Friends of Leary were naturally very distressed by his death without
cryopreservation. Since I devoted six weeks of my time to the standby, and
exposed myself to the contagious disease that Leary was suffering (in
addition to his prostate cancer and malnutrition), obviously I wanted very
much to see him properly cryopreserved. In fact, the cryonicists who said
they were close friends of Leary did not stay on the scene and help to
arrange a properly organized cryopreservation, as we tried to. Those who
loved Leary most were actually least able to persuade him to cooperate
(e.g. by moderating some of the total chaos in his home), because Leary
had been such a powerful presence in their lives, they were unable or
unwilling to tell him what to do.
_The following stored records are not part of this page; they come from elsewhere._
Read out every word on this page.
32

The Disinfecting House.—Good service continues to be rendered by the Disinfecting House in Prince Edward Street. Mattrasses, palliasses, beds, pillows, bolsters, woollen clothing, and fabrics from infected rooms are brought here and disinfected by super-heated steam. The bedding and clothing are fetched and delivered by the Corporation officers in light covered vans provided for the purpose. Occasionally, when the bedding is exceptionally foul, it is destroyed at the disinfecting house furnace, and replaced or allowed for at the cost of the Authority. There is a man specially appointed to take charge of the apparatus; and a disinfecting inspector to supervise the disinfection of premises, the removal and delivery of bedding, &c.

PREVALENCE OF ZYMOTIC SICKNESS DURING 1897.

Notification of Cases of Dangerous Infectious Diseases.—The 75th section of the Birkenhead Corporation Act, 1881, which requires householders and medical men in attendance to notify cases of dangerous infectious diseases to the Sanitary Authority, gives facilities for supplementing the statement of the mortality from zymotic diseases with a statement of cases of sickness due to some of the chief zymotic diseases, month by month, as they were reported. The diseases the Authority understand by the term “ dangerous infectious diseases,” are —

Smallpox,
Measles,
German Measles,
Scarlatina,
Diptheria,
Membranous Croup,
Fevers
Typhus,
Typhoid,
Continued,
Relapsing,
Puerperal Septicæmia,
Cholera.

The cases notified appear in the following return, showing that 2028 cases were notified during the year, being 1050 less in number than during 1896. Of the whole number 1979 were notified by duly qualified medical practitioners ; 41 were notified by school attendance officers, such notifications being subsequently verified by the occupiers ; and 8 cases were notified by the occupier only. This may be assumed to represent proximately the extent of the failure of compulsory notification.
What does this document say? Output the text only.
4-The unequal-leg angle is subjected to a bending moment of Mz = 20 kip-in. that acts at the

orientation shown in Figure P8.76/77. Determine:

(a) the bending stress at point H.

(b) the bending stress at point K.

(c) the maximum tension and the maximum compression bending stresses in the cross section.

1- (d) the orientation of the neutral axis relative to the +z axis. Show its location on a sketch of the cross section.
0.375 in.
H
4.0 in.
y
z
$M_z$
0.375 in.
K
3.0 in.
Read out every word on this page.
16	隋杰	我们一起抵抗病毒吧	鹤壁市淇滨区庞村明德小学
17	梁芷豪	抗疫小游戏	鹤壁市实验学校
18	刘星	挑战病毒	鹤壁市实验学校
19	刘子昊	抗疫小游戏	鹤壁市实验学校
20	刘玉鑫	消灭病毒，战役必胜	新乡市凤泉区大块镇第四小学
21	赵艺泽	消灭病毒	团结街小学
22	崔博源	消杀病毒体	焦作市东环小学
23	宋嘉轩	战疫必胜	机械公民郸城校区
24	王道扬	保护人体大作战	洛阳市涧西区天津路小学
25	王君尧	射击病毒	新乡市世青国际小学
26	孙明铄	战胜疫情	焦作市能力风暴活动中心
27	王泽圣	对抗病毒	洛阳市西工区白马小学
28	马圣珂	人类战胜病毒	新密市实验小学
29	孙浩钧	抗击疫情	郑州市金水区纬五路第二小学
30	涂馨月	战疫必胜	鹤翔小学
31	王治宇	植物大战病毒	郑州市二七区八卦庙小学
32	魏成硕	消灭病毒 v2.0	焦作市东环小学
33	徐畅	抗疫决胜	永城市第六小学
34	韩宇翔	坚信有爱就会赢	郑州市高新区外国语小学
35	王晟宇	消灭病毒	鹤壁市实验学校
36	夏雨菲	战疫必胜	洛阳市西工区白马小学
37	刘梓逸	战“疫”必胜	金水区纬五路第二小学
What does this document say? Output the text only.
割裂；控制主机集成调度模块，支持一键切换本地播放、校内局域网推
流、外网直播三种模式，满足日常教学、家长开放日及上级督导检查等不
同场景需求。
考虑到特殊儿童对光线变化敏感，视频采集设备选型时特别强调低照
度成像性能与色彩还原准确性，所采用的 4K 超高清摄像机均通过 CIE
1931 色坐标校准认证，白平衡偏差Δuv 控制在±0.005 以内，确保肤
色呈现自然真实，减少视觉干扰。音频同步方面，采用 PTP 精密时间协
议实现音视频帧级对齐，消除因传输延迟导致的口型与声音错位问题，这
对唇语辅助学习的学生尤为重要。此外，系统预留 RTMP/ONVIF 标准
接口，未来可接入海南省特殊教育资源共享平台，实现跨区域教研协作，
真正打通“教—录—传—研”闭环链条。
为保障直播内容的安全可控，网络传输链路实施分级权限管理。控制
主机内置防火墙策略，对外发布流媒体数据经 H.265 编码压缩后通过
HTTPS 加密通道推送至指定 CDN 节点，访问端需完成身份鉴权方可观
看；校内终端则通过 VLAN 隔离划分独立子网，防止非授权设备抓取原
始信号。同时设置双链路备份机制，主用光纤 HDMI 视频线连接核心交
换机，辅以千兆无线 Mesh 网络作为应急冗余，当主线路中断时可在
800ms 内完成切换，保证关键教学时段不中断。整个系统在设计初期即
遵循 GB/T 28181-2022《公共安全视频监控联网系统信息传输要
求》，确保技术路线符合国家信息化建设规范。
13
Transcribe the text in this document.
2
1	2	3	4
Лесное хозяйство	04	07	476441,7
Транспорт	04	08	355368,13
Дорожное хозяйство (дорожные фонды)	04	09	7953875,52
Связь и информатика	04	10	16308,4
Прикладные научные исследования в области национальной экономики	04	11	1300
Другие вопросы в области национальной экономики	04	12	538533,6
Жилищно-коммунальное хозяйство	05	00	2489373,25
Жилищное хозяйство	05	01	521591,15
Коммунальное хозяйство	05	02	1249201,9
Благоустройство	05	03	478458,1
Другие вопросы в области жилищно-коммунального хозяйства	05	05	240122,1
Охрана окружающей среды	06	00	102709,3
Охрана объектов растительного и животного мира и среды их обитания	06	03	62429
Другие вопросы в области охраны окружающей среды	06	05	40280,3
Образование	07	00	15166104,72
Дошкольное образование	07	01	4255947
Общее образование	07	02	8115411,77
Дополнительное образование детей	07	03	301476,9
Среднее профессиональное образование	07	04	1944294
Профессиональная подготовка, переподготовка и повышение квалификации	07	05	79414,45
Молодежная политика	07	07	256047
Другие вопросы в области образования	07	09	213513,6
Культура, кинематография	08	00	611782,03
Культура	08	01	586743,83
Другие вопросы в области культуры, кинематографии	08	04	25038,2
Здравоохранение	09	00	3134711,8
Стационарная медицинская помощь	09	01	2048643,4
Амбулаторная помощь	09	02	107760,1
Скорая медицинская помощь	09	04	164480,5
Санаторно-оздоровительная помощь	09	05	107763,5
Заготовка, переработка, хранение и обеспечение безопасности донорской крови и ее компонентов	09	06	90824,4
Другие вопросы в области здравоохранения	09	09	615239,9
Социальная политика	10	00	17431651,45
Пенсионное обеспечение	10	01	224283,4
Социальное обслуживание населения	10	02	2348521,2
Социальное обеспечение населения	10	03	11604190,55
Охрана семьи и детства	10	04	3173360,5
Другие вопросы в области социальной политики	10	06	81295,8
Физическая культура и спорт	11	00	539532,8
This also explains why he was able to
die primarily of malnutrition, when he was surrounded by people who were
willing to do absolutely anything for him. If he refused to eat, no one
had the authority to force the issue. He was, after all, Timothy Leary.

The standby was one of the most frustrating and upsetting experiences of
my life. I admired Leary greatly for his courage and his record as a
radical. He was a great man. But like most great men, who know they are
great, he was absolutely impossible to deal with, if you wanted him to do
something for your convenience, not his. Just getting him to an
appointment for medical tests was almost impossible, because he didn't
really want the tests. He wanted to follow the adage, "don't worry, be
happy" right up to the moment of his death. Cryonics cannot be done under
these circumstances. A remote standby has to be run with almost military
precision, and the emergency treatments following legal death must be
administered according to an exacting timetable, if this procedure is to
have any real chance of working. I came to the conclusion there was no way
to accomplish this in the "be happy" environment at the Leary
mansion--although I would have still been willing to try, if Leary had
really wanted it.

As for the movie of his head being frozen: It is, of course, a fake.